Jens-Daniel Herzog: Also insbesondere in der Oper ging der Blick mehr nach Westen, was Koproduktionen und Repertoire betrifft. Diese gewachsene Beziehung möchte ich auch weiterhin pflegen, aber darüber hinaus auch den Blick weiter nach Osten richten. Nürnberg liegt in der Nähe einer Grenze, von der die Leute denken, dass dahinter Osteuropa anfängt. In Wirklichkeit aber sind das ganze alte, großartige Kulturräume, und es ist ein Theater für Mitteleuropa, das wir hier machen wollen. Für mich ist es wirklich wichtig, dass in einer Zeit, wo das Trennen in Europa so hervorgehoben wird, das Theater als Botschafter der gemeinsamen Werte und Wurzeln fungiert.
BR-KLASSIK: Sie sind ein großer Fan der Barockoper, ein richtiger Barockfreak, wie ich gestern im Rahmen der Pressekonferenz erfahren habe. Das ist ja ein Genre, das sehr stark von der historisch informierten Aufführungspraxis dominiert wird und auch damit seinen weltweiten Rang zurückerobert hat. Fürchten Sie die Konkurrenz der Barockspezialisten? Wie wollen Sie Ihr Ensemble quasi in das Ranking hineinbringen?
Jens-Daniel Herzog: Grundsätzlich liebe ich die Barockoper wirklich sehr. Was die historische Aufführungspraxis betrifft: Ich denke, "historisch informiert" ist der richtige Begriff. Natürlich kann auch ein Stadttheater mit Spezialisten, mit guten Continuous hervorragende, wirklich barocke und alte Musikqualität erzeugen. Grundsätzlich ist die Form der Barockoper spannend. Man hat vor allem Affektpsychologie, man hat vierzig Arien, die locker aneinandergereiht sind. Man kann als Regisseur eigentlich jede Geschichte neu konstruieren.
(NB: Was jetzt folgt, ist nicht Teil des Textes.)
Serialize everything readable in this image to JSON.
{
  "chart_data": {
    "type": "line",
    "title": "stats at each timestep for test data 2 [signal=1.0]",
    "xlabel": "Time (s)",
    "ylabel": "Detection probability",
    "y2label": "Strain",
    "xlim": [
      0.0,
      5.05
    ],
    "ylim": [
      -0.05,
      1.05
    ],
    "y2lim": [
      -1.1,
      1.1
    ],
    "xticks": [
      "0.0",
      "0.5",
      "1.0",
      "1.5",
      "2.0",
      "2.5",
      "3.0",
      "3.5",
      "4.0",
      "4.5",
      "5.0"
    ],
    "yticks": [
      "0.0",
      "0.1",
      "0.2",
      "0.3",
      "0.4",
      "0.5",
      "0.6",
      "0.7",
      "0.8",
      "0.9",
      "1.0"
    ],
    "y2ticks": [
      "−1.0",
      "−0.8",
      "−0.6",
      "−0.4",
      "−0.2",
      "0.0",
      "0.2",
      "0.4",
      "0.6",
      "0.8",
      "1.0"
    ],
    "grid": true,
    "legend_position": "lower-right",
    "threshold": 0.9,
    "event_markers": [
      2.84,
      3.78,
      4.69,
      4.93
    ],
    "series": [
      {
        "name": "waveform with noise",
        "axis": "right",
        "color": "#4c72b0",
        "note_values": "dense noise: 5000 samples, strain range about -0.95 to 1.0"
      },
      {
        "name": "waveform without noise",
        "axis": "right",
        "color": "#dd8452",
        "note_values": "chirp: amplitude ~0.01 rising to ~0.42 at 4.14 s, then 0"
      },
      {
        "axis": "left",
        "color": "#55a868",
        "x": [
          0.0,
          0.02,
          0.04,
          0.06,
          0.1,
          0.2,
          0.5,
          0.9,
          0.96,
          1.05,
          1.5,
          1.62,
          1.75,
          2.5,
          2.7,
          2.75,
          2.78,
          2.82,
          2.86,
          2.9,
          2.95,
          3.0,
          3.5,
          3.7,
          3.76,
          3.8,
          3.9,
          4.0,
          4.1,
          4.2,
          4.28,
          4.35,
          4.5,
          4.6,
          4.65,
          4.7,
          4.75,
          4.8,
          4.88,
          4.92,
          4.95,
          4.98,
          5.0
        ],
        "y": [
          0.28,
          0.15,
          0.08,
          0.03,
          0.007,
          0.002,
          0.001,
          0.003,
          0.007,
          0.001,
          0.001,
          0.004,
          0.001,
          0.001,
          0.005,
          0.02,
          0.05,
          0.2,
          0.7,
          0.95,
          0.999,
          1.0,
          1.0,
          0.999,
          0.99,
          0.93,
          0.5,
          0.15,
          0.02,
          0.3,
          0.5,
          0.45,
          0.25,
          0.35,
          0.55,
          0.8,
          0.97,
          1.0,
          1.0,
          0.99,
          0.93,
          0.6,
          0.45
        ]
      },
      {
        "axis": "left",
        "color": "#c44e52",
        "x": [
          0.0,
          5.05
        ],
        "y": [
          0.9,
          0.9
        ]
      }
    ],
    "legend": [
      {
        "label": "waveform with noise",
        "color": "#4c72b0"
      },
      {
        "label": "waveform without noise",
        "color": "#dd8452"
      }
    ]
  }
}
BR-KLASSIK: Sie geraten richtig ins Strahlen, wenn Sie von der Barockoper reden. Rockmusical, Berliner Operette, große Familienopern sind weitere Stichworte zu Ihrer Agenda ab 2018. Damit gehen Sie in Konkurrenz zu überregional anerkannten und bekannten Opernhäusern, und auch zu den drei weiteren Staatstheatern hier in Bayern. Wie wollen Sie es schaffen, in der gleichen Liga zu spielen?
Jens-Daniel Herzog: Das Staatstheater Nürnberg ist das zweitgrößte Theater in Bayern. Natürlich wollen wir hier in Nordbayern auch ein Gegengewicht zu den großen Münchner Opern und Theaterhäusern darstellen. Und das werde ich mit großer Freude und großem Selbstbewusstsein auch tun. Wir wollen das Anspruchsvolle populär machen, und das Populäre anspruchsvoll. Wir wollen alle Bereiche des Theaters ermöglichen. Das sind schon neue Akzente, dass wir uns auf diese Operetten der 1920er- und 1930er Jahre fokussieren. Denken Sie daran, da waren wir eigentlich in Deutschland schon Broadway, da waren wir schon Westend. Und da sind so unglaublich wichtige Perlen für das Unterhaltungstheater zu entdecken, das möchte ich gerne weitermachen. Mich interessieren auch die Übergänge, die es zwischen zeitgenössischer Oper und dem Musical gibt, wie sie vor allem britische Komponisten gerade ausprobieren.
Das Interview führte für BR-KLASSIK Ursula Adamski-Störmer.